Tanu Weds Manu Returns Movie Review
Movie sequels are all too often horribly musty affairs. Tanu Weds Manu Returns isn’t one.
Notwithstanding the stray false notes that the film strikes, especially in the run-up to the climax, it is a bright and breezy romp that draws sustenance from its droll dialogues, outstanding cast of actors and all-round jollity.
The film hits the ground running, cruises along like a song until its final moments, where it comes close to losing its way just a tad.
But one leaves the auditorium with a smile on the face, having witnessed the misadventures of an array of flawed but loveably high-spirited characters who thrive on confusion.
Yes, it’s frothy, but this is fluff that is rooted in recognisable and relatable settings.
In Himanshu Sharma’s busy screenplay, little nuances of culture and language – which obviously vary wildly from the bylanes of Kanpur to the precincts of Delhi University to the rustic ambience of Haryana – are underscored with love, care and precision.
Tanu Weds Manu Returns revolves around an unintentionally dangerous London- meets-Jhajjar liaison.
So ominous threats are made by some quarters, but nobody whips out a gun or goes for the kill or hurls ugly invectives.
This is infinitely more velvety than the much-hyped mess that we were subjected to last week.
Tanu Weds Manu Returns, which takes off exactly from where its 2011 predecessor left, exudes an air of welcome freshness. For the most part, the film eschews excess.
The stage for the comic rigmarole is set by a preliminary sequence staged in an ante-room of a British mental asylum where Tanu and Manu, now wedded for four desultory years, have a go at each other like a pair of Kilkenny cats.
Their marriage is on the rocks and the love that brought them together against all odds has evaporated.
Launching a broadside at Manu, Tanu accuses him of being devoid of any spark. I am not a lighter, he retorts.
Manu, on his part, complains to the psychiatric counsellor that Tanu suffers from bipolar disorder and has hormonal issues. She is too moody and demanding, he asserts.
The unseemly fracas ends in an insane-with-rage Manu being dragged away by the asylum attendants and placed under observation.
Tanu calls Pappi (Deepak Dobriyal) to head to London and rescue his friend while she flies back to Kanpur.
Kangana Ranaut, in a magnificently effective double role, powers the comic drama forward with an effortless act that requires her to embody two diametrically divergent faces of Eve in small-town India.
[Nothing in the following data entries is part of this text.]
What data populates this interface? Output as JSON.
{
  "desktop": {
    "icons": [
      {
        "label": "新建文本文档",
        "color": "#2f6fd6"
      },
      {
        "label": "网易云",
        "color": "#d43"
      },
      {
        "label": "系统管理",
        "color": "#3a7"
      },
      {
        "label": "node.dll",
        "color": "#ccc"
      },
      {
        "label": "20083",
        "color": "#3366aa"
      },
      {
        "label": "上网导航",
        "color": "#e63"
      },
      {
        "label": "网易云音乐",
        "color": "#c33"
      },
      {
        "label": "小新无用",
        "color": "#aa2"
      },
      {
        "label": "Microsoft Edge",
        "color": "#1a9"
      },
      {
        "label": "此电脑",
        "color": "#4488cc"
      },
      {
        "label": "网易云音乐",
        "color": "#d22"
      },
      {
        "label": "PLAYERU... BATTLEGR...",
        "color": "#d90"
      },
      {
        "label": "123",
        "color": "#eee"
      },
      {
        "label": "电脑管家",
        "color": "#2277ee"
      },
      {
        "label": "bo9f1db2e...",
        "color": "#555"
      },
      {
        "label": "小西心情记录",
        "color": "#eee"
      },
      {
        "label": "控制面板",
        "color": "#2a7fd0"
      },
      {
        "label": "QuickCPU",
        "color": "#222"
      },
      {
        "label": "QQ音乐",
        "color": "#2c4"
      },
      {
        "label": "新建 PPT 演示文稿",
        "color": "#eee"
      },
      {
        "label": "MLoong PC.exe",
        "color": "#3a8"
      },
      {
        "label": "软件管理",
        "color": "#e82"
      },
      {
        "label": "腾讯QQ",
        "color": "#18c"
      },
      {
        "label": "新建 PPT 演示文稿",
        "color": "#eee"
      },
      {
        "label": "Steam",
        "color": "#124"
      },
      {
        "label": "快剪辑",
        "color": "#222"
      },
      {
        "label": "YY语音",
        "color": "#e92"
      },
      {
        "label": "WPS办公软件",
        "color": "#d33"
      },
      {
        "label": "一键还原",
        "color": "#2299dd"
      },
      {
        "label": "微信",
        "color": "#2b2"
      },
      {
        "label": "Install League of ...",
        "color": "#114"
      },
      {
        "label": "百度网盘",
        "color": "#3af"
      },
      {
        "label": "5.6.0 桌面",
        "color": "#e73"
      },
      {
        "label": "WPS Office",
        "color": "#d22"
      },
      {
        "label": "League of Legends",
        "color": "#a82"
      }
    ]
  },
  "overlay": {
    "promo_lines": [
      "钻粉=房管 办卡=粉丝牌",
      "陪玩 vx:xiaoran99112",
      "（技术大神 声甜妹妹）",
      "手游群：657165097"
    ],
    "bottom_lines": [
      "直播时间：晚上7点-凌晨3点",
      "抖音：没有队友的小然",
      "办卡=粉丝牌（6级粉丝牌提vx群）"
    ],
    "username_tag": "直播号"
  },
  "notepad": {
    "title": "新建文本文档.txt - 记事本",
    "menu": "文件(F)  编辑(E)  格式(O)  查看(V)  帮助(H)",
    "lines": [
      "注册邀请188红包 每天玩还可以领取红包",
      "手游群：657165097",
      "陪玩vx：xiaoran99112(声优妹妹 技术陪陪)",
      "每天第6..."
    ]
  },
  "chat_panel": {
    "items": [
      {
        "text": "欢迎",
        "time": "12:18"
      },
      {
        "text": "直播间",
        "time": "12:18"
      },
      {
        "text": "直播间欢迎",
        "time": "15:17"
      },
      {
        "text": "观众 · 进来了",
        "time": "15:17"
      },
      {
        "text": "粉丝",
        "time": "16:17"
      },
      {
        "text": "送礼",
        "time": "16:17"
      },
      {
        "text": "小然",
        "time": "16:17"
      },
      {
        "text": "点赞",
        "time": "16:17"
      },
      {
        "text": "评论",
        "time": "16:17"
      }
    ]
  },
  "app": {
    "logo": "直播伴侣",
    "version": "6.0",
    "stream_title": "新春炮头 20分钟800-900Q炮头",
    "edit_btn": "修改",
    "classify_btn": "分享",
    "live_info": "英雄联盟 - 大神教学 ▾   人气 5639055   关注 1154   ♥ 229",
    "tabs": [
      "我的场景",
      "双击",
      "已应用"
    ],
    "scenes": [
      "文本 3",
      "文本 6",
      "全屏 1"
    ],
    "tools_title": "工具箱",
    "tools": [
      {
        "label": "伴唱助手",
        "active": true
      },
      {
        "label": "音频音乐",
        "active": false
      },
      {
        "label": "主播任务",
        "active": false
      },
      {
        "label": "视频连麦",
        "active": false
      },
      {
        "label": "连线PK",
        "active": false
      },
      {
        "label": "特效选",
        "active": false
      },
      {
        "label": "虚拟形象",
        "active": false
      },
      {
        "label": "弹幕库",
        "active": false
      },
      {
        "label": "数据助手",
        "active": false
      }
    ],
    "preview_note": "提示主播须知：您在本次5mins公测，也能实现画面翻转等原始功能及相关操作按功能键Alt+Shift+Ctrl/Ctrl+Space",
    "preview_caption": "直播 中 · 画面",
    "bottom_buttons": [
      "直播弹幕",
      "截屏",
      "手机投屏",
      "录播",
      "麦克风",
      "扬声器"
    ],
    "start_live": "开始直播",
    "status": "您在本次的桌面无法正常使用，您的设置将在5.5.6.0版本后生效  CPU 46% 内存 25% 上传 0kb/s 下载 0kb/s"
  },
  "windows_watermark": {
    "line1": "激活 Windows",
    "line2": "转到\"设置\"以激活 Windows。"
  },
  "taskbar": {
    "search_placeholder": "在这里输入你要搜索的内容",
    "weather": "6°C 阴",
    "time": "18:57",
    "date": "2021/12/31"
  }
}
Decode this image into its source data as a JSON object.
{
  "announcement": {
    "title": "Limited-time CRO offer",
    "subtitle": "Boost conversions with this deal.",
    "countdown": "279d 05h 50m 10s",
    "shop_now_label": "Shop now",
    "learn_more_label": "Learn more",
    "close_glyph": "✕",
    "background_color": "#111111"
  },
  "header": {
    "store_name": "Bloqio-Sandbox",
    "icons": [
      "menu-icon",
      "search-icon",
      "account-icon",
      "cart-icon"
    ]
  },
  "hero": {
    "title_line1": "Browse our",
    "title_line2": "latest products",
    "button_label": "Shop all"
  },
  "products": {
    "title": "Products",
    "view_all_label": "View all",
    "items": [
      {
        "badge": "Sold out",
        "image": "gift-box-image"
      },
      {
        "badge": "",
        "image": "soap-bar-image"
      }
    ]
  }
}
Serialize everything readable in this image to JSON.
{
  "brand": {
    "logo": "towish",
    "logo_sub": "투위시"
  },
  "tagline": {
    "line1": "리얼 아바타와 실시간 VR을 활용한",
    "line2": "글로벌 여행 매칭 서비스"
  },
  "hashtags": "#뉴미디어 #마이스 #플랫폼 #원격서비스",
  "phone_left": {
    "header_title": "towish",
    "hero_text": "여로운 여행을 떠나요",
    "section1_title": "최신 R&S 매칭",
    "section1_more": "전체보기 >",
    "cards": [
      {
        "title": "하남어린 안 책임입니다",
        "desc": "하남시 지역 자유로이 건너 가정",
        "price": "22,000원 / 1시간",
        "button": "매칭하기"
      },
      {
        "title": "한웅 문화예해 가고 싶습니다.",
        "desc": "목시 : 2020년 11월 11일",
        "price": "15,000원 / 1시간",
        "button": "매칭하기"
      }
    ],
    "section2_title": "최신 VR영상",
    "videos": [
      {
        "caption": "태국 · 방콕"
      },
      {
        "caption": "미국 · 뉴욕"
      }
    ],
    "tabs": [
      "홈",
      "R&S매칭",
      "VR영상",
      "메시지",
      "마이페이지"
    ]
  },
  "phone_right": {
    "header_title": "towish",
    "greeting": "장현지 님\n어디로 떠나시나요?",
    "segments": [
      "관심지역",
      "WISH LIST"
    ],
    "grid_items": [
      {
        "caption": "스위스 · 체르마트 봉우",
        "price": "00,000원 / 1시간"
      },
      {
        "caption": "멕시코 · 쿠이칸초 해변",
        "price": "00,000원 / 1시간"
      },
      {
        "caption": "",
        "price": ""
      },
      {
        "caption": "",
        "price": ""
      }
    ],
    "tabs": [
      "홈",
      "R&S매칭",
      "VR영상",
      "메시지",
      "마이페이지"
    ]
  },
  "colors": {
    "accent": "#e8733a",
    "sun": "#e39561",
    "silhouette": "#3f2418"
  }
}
Tanu Weds Manu Returns vindicates the general belief that Kangana is currently in a zone where she can do no wrong.
On one hand she is the bubbly and recklessly rebellious Kanpur girl Tanuja Trivedi alias Tanu who walks out on her “boring” London doctor-hubby Manu Sharma (R Madhavan) on a whim and returns to her hometown.
On the other she embodies the no-nonsense persona of Kusum Sangwan alias Datto, the feisty sports quota Delhi University student from Jhajjar who is a carbon copy of Tanu but for her buck teeth, pixie bob and unalloyed Haryanvi diction.
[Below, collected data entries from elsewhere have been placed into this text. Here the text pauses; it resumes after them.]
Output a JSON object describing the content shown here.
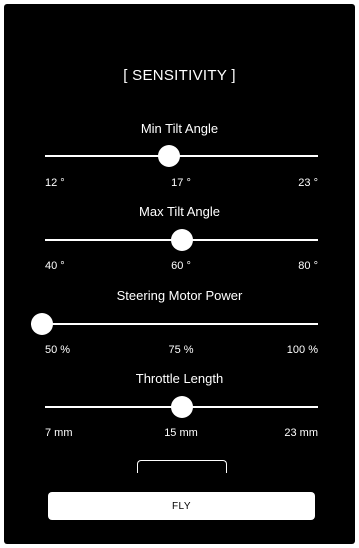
{
  "header": {
    "title": "[ SENSITIVITY ]"
  },
  "settings": [
    {
      "label": "Min Tilt Angle",
      "value": 17,
      "min": 12,
      "max": 23,
      "ticks": [
        "12 °",
        "17 °",
        "23 °"
      ]
    },
    {
      "label": "Max Tilt Angle",
      "value": 60,
      "min": 40,
      "max": 80,
      "ticks": [
        "40 °",
        "60 °",
        "80 °"
      ]
    },
    {
      "label": "Steering Motor Power",
      "value": 50,
      "min": 50,
      "max": 100,
      "ticks": [
        "50 %",
        "75 %",
        "100 %"
      ]
    },
    {
      "label": "Throttle Length",
      "value": 15,
      "min": 7,
      "max": 23,
      "ticks": [
        "7 mm",
        "15 mm",
        "23 mm"
      ]
    }
  ],
  "actions": {
    "fly_label": "FLY"
  },
  "colors": {
    "background": "#000000",
    "foreground": "#ffffff"
  }
}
The actress fleshes out this pair of distinct individuals with such energy and finesse that it becomes difficult at times to tell that it is the same actress playing the two roles. In one word, astounding.
Caught in this Seeta Aur Geeta scenario, the good doctor from Blighty falls for Kusum on the rebound, but he runs into pretty much the same obstacles that he had encountered the first time around.
It isn’t just strongman Raja Awasthi (Jimmy Shergill) who is standing in his way once again. He now also has a flummoxed and fuming estranged wife to contend with.
Director Aanand L Rai and his writer Sharma have added two additional characters to the mix.
One is street-smart neophyte lawyer Anand Kumar Singh (Mohd Zeeshan Ayub), who develops a crush on his first client Tanu and, in the bargain, runs afoul of a livid Raja.
The other is Kusum’s brother Om Prakash Sangwan (Rajesh Sharma), who has broken away from his conservative family because he doesn’t get along with them.
It is he who intervenes in the nick of time to save Manu and his madcap pal Pappi (Deepak Dobriyal) from becoming unsuspecting victims of an act of honour killing.
Kangana overshadows all else. But that is not to say that Madhavan is put in the shade. He knows exactly how to underplay his part so as not to get in the way of the film’s intended emphasis.
Swara Bhaskar, reprising the role of Tanu’s friend who is now the mother of an IVF baby, does not have much footage to play around with. One wishes she did, for here is an actress who has the chops to deliver more.
Deepak Dobriyal is a fine actor, too, and he has the funniest lines in this film. But there are occasions here when the temptation to overact gets the better of him.
These little quibbles apart, Tanu Weds Manu Returns is as entertaining and engaging a film as any that Bollywood has delivered this year. Do not miss it.